Within the book, Sutton also mentions that she utilizes vision boards and specific words to help her on her journey. Right now, the word "embrace" has become her mantra and in terms of vision boards, Sutton is all about creating a home gym — Hill House style. "I want it to have the vintage feel of an old-fashioned Edwardian boxing gymnasium with lots of aged brown leather, swan-necked brass light fittings, and a large multi-paned factory window converted into a mirror (which I already have)," she says. "As much as I love all things floral and pretty, this particular mood board has a distinctly 'steampunk' element to it, which is incredibly fun and challenging and probably not something most people would expect from me!" We can't wait to see this come to life.
In addition to discussing her own history and lifestyle, Sutton makes a point to delve into the connection between race and country house style. "I am aware that due to historically socio-economic factors, Black faces like mine are not the type often associated with classic country house style, and there is an assumption that there are only certain areas of design that certain ethnic groups tend to focus on," she states. "However, and I've said it many times before, as with all things, the Black experience covers a wide range of styles and tastes and influences, and is not a monolith to be lazily cataloged under the generic umbrella term of 'ethnic interiors.'"
Sutton continues, "There is also the connection between many older country houses and periods of history where Black people would not necessarily have been the owners of certain properties at the time that they were built.
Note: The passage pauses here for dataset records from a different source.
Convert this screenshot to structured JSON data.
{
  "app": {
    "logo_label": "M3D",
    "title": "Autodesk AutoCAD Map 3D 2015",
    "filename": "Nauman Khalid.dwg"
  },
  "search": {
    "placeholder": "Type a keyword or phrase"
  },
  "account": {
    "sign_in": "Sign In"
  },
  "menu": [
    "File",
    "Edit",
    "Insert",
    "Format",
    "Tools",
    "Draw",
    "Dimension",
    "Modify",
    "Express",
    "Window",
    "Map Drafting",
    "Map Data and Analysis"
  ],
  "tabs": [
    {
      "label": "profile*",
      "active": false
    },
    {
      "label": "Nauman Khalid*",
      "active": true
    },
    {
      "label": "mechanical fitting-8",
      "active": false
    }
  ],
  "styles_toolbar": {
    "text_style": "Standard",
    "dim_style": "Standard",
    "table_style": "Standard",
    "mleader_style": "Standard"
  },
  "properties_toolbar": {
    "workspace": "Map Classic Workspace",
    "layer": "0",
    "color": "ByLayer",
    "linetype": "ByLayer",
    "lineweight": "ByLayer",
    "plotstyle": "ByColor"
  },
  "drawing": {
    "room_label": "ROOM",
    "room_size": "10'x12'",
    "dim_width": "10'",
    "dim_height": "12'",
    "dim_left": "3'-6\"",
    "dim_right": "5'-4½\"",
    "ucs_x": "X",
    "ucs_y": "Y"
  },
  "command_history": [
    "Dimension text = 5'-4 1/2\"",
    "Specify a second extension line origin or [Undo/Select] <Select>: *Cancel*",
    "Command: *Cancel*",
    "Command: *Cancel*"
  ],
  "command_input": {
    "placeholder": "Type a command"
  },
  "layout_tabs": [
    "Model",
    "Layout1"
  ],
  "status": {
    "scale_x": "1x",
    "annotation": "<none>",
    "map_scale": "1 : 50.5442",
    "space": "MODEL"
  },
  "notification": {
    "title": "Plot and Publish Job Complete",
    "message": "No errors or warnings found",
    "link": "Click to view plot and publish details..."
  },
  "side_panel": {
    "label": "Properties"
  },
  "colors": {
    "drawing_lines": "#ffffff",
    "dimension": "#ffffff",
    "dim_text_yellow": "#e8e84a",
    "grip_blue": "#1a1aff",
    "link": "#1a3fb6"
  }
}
It's important to acknowledge that while we may appreciate the architectural and interior craftsmanship of many historical houses, the fact that some may have been built on the back of oppression must never be forgotten."
With this in mind, Sutton hopes that the mainstream will highlight Black creators more often — after all, she explains that there are plenty of Black cottagecore lovers. As for country house style and more traditional interior design themes, there is also a lot to be desired when it comes to inclusivity.
"It's not due to a lack of interest from certain ethnic groups, but more that the magazines and publications that reflect and showcase these styles need to perhaps cast their nets wider when they are featuring the people behind the examples of these trends," Sutton says.
While continuing to promote diversity in the design space, Sutton wants to further embrace and educate others on the connection between our homes, happiness, and personal wellbeing. "I can remember what it was like to treat my home simply as a base to lay my head in between work and other commitments, and I also remember how unhappy it made me," she says. "Anything that I can do to encourage a positive and joyful mindset when it comes to creating the spaces that we live in will be time well spent."
In terms of future plans, Sutton is also considering fashion and homewares projects that encapsulate her Hill House aesthetic and philosophy. (She actually just released her first collection with Brora, a cashmere clothing brand!) "I worked in the fashion industry for many years, and my love of fashion has never left me," she says.
In the meantime, you can expect to see Sutton on Instagram amongst some of her most prized possessions (aside from her family, of course): her late mother's musical jewelry box, an Edwardian button-back chair that she recovered in a red check fabric, and the three French armoires that she uses for storing her vintage china.